Years later, Hu's startup company, InventWood, is claiming that its Superwood could replace up to 80 percent of the steel used worldwide and cut over 2 gigatons of CO₂ emissions in the process. It's got 50 percent more tensile strength than steel, low expansion and contraction, and a Class A fire rating, which means it's way more likely to survive a fire than most other construction materials on Earth.

The company just landed $15 million in Series A funding to build its first factory, less than 10 years after Hu invented Superwood in a laboratory at the University of Maryland.

But, despite all the hype, InventWood isn't exactly trying to immediately replace your building's foundation with Superwood yet. They're starting small by using Superwood for building skins and decorative surfaces.

CEO Alex Lau says the goal is to eventually move into structural materials. But for now, the game plan is to avoid the downfalls of other promising startups, including expanding too quickly.
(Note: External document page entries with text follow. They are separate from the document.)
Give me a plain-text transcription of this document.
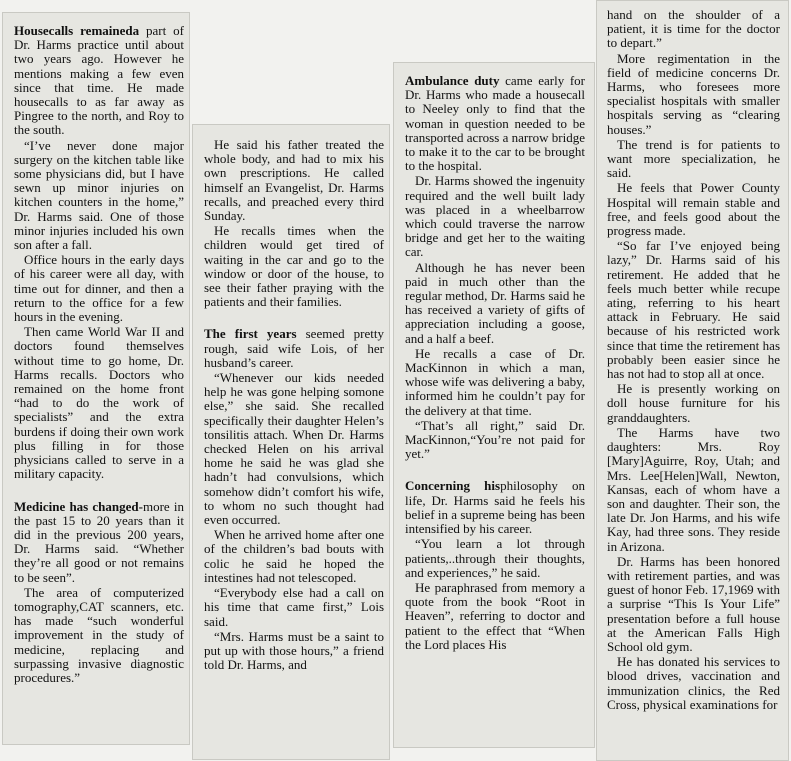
Housecalls remaineda part of Dr. Harms practice until about two years ago. However he mentions making a few even since that time. He made housecalls to as far away as Pingree to the north, and Roy to the south.

“I’ve never done major surgery on the kitchen table like some physicians did, but I have sewn up minor injuries on kitchen counters in the home,” Dr. Harms said. One of those minor injuries included his own son after a fall.

Office hours in the early days of his career were all day, with time out for dinner, and then a return to the office for a few hours in the evening.

Then came World War II and doctors found themselves without time to go home, Dr. Harms recalls. Doctors who remained on the home front “had to do the work of specialists” and the extra burdens if doing their own work plus filling in for those physicians called to serve in a military capacity.

Medicine has changed-more in the past 15 to 20 years than it did in the previous 200 years, Dr. Harms said. “Whether they’re all good or not remains to be seen”.

The area of computerized tomography,CAT scanners, etc. has made “such wonderful improvement in the study of medicine, replacing and surpassing invasive diagnostic procedures.”

He said his father treated the whole body, and had to mix his own prescriptions. He called himself an Evangelist, Dr. Harms recalls, and preached every third Sunday.

He recalls times when the children would get tired of waiting in the car and go to the window or door of the house, to see their father praying with the patients and their families.

The first years seemed pretty rough, said wife Lois, of her husband’s career.

“Whenever our kids needed help he was gone helping somone else,” she said. She recalled specifically their daughter Helen’s tonsilitis attach. When Dr. Harms checked Helen on his arrival home he said he was glad she hadn’t had convulsions, which somehow didn’t comfort his wife, to whom no such thought had even occurred.

When he arrived home after one of the children’s bad bouts with colic he said he hoped the intestines had not telescoped.

“Everybody else had a call on his time that came first,” Lois said.

“Mrs. Harms must be a saint to put up with those hours,” a friend told Dr. Harms, and

Ambulance duty came early for Dr. Harms who made a housecall to Neeley only to find that the woman in question needed to be transported across a narrow bridge to make it to the car to be brought to the hospital.

Dr. Harms showed the ingenuity required and the well built lady was placed in a wheelbarrow which could traverse the narrow bridge and get her to the waiting car.

Although he has never been paid in much other than the regular method, Dr. Harms said he has received a variety of gifts of appreciation including a goose, and a half a beef.

He recalls a case of Dr. MacKinnon in which a man, whose wife was delivering a baby, informed him he couldn’t pay for the delivery at that time.

“That’s all right,” said Dr. MacKinnon,“You’re not paid for yet.”

Concerning hisphilosophy on life, Dr. Harms said he feels his belief in a supreme being has been intensified by his career.

“You learn a lot through patients,..through their thoughts, and experiences,” he said.

He paraphrased from memory a quote from the book “Root in Heaven”, referring to doctor and patient to the effect that “When the Lord places His

hand on the shoulder of a patient, it is time for the doctor to depart.”

More regimentation in the field of medicine concerns Dr. Harms, who foresees more specialist hospitals with smaller hospitals serving as “clearing houses.”

The trend is for patients to want more specialization, he said.

He feels that Power County Hospital will remain stable and free, and feels good about the progress made.

“So far I’ve enjoyed being lazy,” Dr. Harms said of his retirement. He added that he feels much better while recupe ating, referring to his heart attack in February. He said because of his restricted work since that time the retirement has probably been easier since he has not had to stop all at once.

He is presently working on doll house furniture for his granddaughters.

The Harms have two daughters: Mrs. Roy [Mary]Aguirre, Roy, Utah; and Mrs. Lee[Helen]Wall, Newton, Kansas, each of whom have a son and daughter. Their son, the late Dr. Jon Harms, and his wife Kay, had three sons. They reside in Arizona.

Dr. Harms has been honored with retirement parties, and was guest of honor Feb. 17,1969 with a surprise “This Is Your Life” presentation before a full house at the American Falls High School old gym.

He has donated his services to blood drives, vaccination and immunization clinics, the Red Cross, physical examinations for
This is especially true when you're dealing with the material that will be used in construction. This is a thing that's going to be used to build homes, schools, hospitals, office buildings. Humans are going to work in it, live in it, and hopefully not die in it because it was faulty from the start. As such, it takes years of testing and waiting through a slow-moving approvals process before it can be fully trusted to be the literal foundation of our homes and workplaces.

Superwood begins its life as a regular old wood. From there, scientists remove a polymer called lignin that naturally occurs in wood. It's what makes wood tough to begin with. They take out just enough of it so that cellulose fibers in the wood can still bond.

Then they compress it at 150 degrees Fahrenheit to collapse its cellular structure, making the wood thinner than it was originally, while also making it significantly stronger. Basically, they identified inefficiencies in wood, eliminated them, and supposedly turned it into a much better, much stronger version of what it already was. A superwood, if you will.

All that compression and removal of wood's natural weaknesses make Superwood resistant to rot, termites, moisture, fungi, and fire. It even protects against projectiles, which should make hammering nails to hang a family photo just a bit more difficult.

Again, it'll be a while before you see Superwood commercially available on a large scale. But seeing as the manufacturing process has been trimmed down from weeks to just a few hours, it may not be too long before Superwood shows up in the lumbar section of your local Home Depot.